There are some great, albeit rare, examples of residential Punaise in the UK. Typically they are constructed from concrete blocks and therein lies the problem, they look great but are perceived as expensive both to build and to maintain.
Whereas some local authorities are prepared to take a hit on costs for a town centre site, for residential streets whether for their own schemes or new housing developments cost is king. Concern over future maintenance spend is at an all time high with UK Highway Authorities who in some cases are busy withdrawing any road adoption standards that allow anything other than Asphalt “Blacktop”. Coming up with hard wearing designs which look good but use a limited palate of cheap materials is arguably one of the big challenges for Landscape Architects at the moment.
Developments in Newcastle-Upon-Tyne may point towards a solution. Newcastle City Council Engineers together with Sustrans visited The Netherlands back in 2014 and one of the projects to emerge is installation of a series of Punaise junctions in the inner-urban suburb of Jesmond.
Newcastle are on site at the moment and intend to construct the Punaise on top of raised junction tables (Punaise und Drempel in Dutch). With cost and maintenance high up the agenda they’ll be building the tables from red chipped asphalt and then creating the circles using either highway paint or an anti-skid surface treatment. Another Newcastle project which might point to an even harder wearing solution is a shopping area where they’ve created designs on the carriageway using different coloured chippings.
An even cheaper and perhaps temporary solution is creating standalone Punaise using standard highway paint. This design photographed in The Netherlands isn’t intended to be permanent but when a quick cheap fix is needed then it’s easy to see this working in the UK (they might insist on different coloured paint).

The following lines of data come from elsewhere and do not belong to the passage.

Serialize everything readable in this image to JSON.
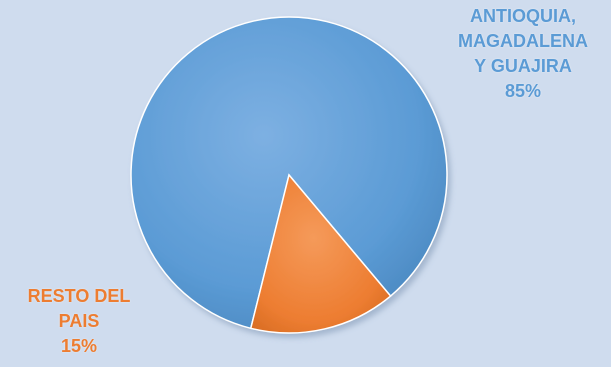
{
  "chart_data": {
    "type": "pie",
    "slices": [
      {
        "label_lines": [
          "ANTIOQUIA,",
          "MAGADALENA",
          "Y GUAJIRA"
        ],
        "percent_label": "85%",
        "value": 85,
        "color": "#5b9bd5"
      },
      {
        "label_lines": [
          "RESTO DEL",
          "PAIS"
        ],
        "percent_label": "15%",
        "value": 15,
        "color": "#ed7d31"
      }
    ]
  }
}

We are a long way away from local Councillors and Engineers being aware of solutions like this when they try and fix issues in their residential areas. However if we can come up with cost effective designs in new housing schemes then we’ll create the all important local examples that can gradually lift the quality of design in existing neighbourhoods. If you’re working on access streets and feel tempted to start painting “give-way lines”, think again and look for a low speed solution, which might well be a Punaise.